Une inscription modificative dans les registres est engendrée par cette déclaration de cessation : au RCS pour un commerçant, ou bien au Répertoire des Métiers pour un artisan. La société doit en outre régler des frais au greffe du Tribunal.

Les tiers sont informés de la mise en sommeil de la société par l’insertion d’un avis au Bodacc.

L’insertion d’une annonce dans un Journal d’Annonces Légales (JAL) n’est pas obligatoire.

Les effets de la mise en sommeil

Une société mise en sommeil conserve une existence juridique. La société doit alors respecter une série d’obligations.

Les effets de la mise en sommeil sur le plan comptable

Le dirigeant d’une société mise en sommeil ne se trouve pas délesté de ses obligations comptables annuelles, à savoir l’établissement et le dépôt des comptes sociaux, ainsi que la tenue régulière d’assemblées générales.

La loi se montre conciliante pour les petites entreprises mises en sommeil, en allégeant leurs obligations comptables. Pour en bénéficier, ces entreprises ne doivent pas employer de salarié.

Sous conditions, elles peuvent alors établir un bilan et un compte de résultat abrégés. Les entrepreneurs individuels, quant à eux, se trouvent entièrement dispensés de l’obligation d’établir ces deux documents.

Les effets de la mise en sommeil sur le plan fiscal et social

Le dirigeant de la société conserve son affiliation au régime social dont il dépend : régime des travailleurs non-salariés (TNS) ou régime général de la Sécurité Sociale. S’il est TNS, il doit s’acquitter de cotisations sociales minimales. S’il est assimilé salarié, il ne paie de charges sociales que s’il reçoit une rémunération.

Les cotisations et contributions sociales d’éventuels salariés restent dues pendant toute la période de la mise en sommeil.

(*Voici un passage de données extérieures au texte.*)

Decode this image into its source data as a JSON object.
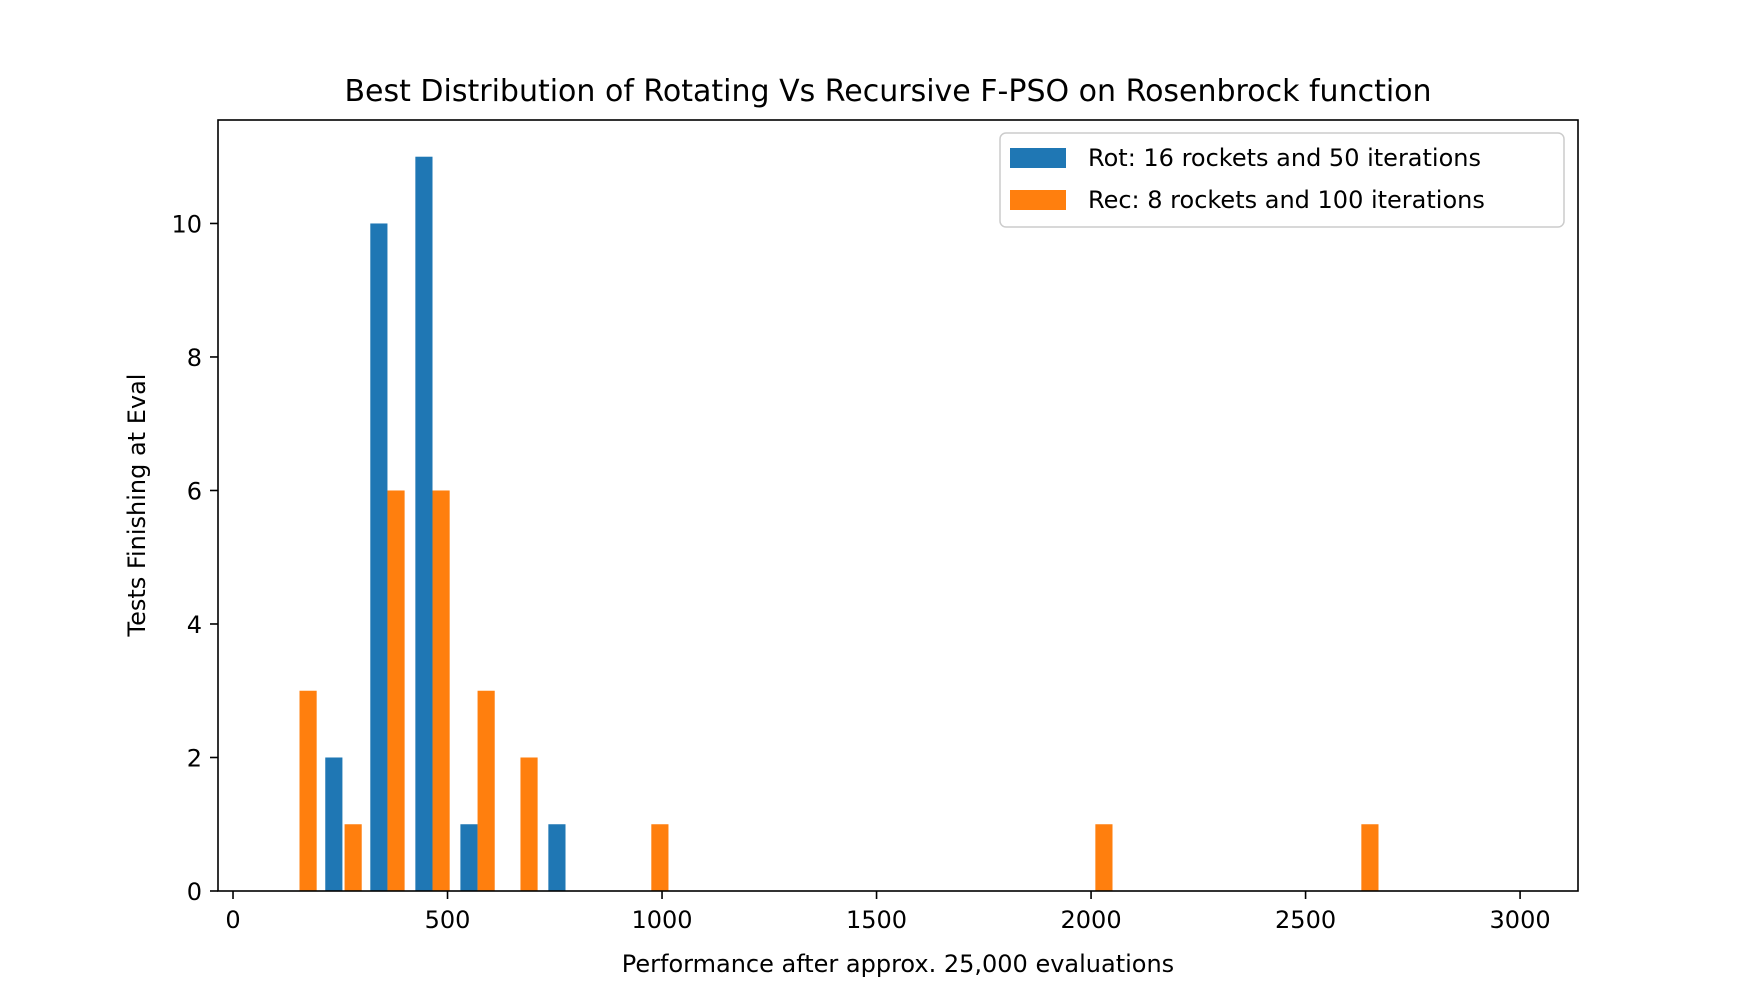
{
  "chart_data": {
    "type": "bar",
    "title": "Best Distribution of Rotating Vs Recursive F-PSO on Rosenbrock function",
    "xlabel": "Performance after approx. 25,000 evaluations",
    "ylabel": "Tests Finishing at Eval",
    "xlim": [
      -35,
      3135
    ],
    "ylim": [
      0,
      11.55
    ],
    "xticks": [
      0,
      500,
      1000,
      1500,
      2000,
      2500,
      3000
    ],
    "yticks": [
      0,
      2,
      4,
      6,
      8,
      10
    ],
    "bar_width": 40,
    "legend_position": "top-right",
    "series": [
      {
        "name": "Rot: 16 rockets and 50 iterations",
        "color": "#1f77b4",
        "bars": [
          {
            "x": 235,
            "value": 2
          },
          {
            "x": 340,
            "value": 10
          },
          {
            "x": 445,
            "value": 11
          },
          {
            "x": 550,
            "value": 1
          },
          {
            "x": 755,
            "value": 1
          }
        ]
      },
      {
        "name": "Rec: 8 rockets and 100 iterations",
        "color": "#ff7f0e",
        "bars": [
          {
            "x": 175,
            "value": 3
          },
          {
            "x": 280,
            "value": 1
          },
          {
            "x": 380,
            "value": 6
          },
          {
            "x": 485,
            "value": 6
          },
          {
            "x": 590,
            "value": 3
          },
          {
            "x": 690,
            "value": 2
          },
          {
            "x": 995,
            "value": 1
          },
          {
            "x": 2030,
            "value": 1
          },
          {
            "x": 2650,
            "value": 1
          }
        ]
      }
    ]
  }
}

Sur le plan fiscal, les obligations relatives à la TVA (déclaration de radiation et paiement) disparaissent. Une déclaration de résultats est cependant requise au titre de l’imposition des bénéfices. Il suffit alors d’indiquer la mention « néant » sur la déclaration de radiation. Par exemple, afin de clôturer votre microentreprise, il vous faut entre autres une déclaration de chiffre d’affaires pour l’exercice en cours.

L’entreprise reste redevable à la cotisation foncière des entreprises la première année de la mise en sommeil.

Mettre fin à la mise en sommeil

La fin de la mise en sommeil peut être volontaire ou subie.

Elle est volontaire si le représentant légal manifeste auprès de la cotisation foncière des entreprises sa volonté de redémarrer l’activité de l’entreprise. La procédure suit le principe du parallélisme des formes. Une nouvelle inscription modificative est portée sur les registres.

Le dirigeant peut également décider de fermer définitivement la société par une dissolution, ou encore de la céder à un tiers.

La fin de la mise en sommeil peut également être subie. La mise en sommeil est en effet limitée dans le temps à deux années. Passé ce délai, la société encourt sa radiation sur les registres. C’est le greffe du Tribunal de Commerce qui procède à la radiation auto entrepreneur.